P – POLITICAL: the possibility of reducing the chemical load in waters through increasingly sophisticated predictive models for chemical toxicity assessment in aquatic organisms might, in the future, be integrated into a broader industrial wastewater control policy. This could act as a catalyst for comprehensive agreements and regulations on wastewater management. Considering data from the UN Department of Economic and Social Affairs predicting a rise in urban population density by 2050, with 68% of the global population residing in urban areas, there is an urgent need to develop «adequate infrastructure to manage wastewater efficiently and sustainably». As of February 20, 2024, the White House announced an allocation of nearly $6 billion for infrastructure supporting clean drinking water and wastewater treatment. This was followed by the European Union, which in April 2024, ratified an agreement reached in January 2024 aimed at “zero pollution for Europe”,«setting the stage for higher standards in the treatment and monitoring of urban wastewater to avoid releasing harmful substances like microplastics and PFAS compounds into the environment».
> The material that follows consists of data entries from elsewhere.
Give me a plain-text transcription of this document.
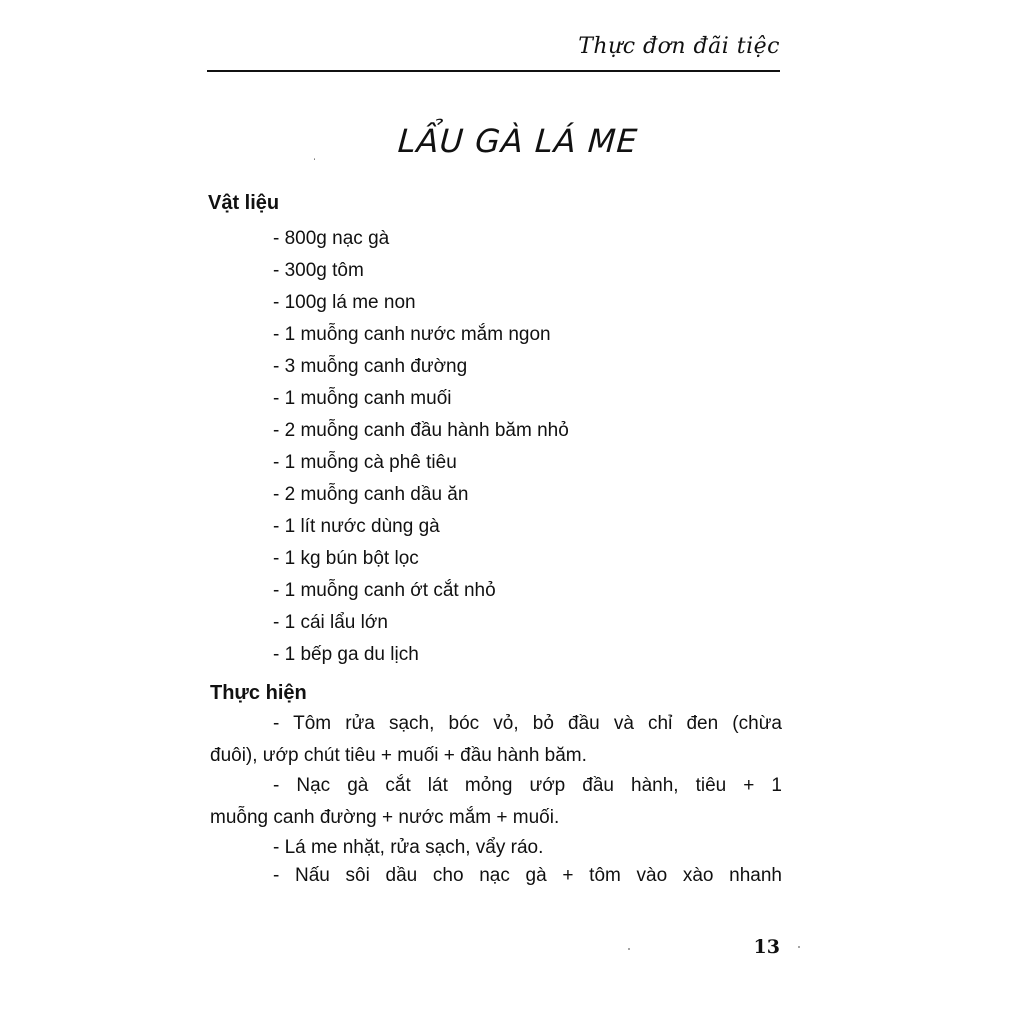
Thực đơn đãi tiệc
ˌ	LẨU GÀ LÁ ME
Vật liệu
- 800g nạc gà
- 300g tôm
- 100g lá me non
- 1 muỗng canh nước mắm ngon
- 3 muỗng canh đường
- 1 muỗng canh muối
- 2 muỗng canh đầu hành băm nhỏ
- 1 muỗng cà phê tiêu
- 2 muỗng canh dầu ăn
- 1 lít nước dùng gà
- 1 kg bún bột lọc
- 1 muỗng canh ớt cắt nhỏ
- 1 cái lẩu lớn
- 1 bếp ga du lịch
Thực hiện
- Tôm rửa sạch, bóc vỏ, bỏ đầu và chỉ đen (chừa
đuôi), ướp chút tiêu + muối + đầu hành băm.
- Nạc gà cắt lát mỏng ướp đầu hành, tiêu + 1
muỗng canh đường + nước mắm + muối.
- Lá me nhặt, rửa sạch, vẩy ráo.
- Nấu sôi dầu cho nạc gà + tôm vào xào nhanh
13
S – SUSTAINABILITY: the advancement of transformer predictive models for estimating water chemical toxicity levels could significantly benefit environmental sustainability by reducing the global chemical load in waters. It could also enhance social sustainability, particularly in economically and socially vulnerable countries in Africa, Asia, and Latin America. According to data from the United Nations Environment Programme (UNEP) concerning global water quality since the 1990s, water pollution has deteriorated across nearly all rivers, severely impacting the availability of drinking water. The annual United Nations World Water Development Report (WWDR) highlights that the most significant increases in pollutant exposure have occurred in low and lower-middle income countries, mainly due to population growth (especially in Africa) and inadequate wastewater management policies.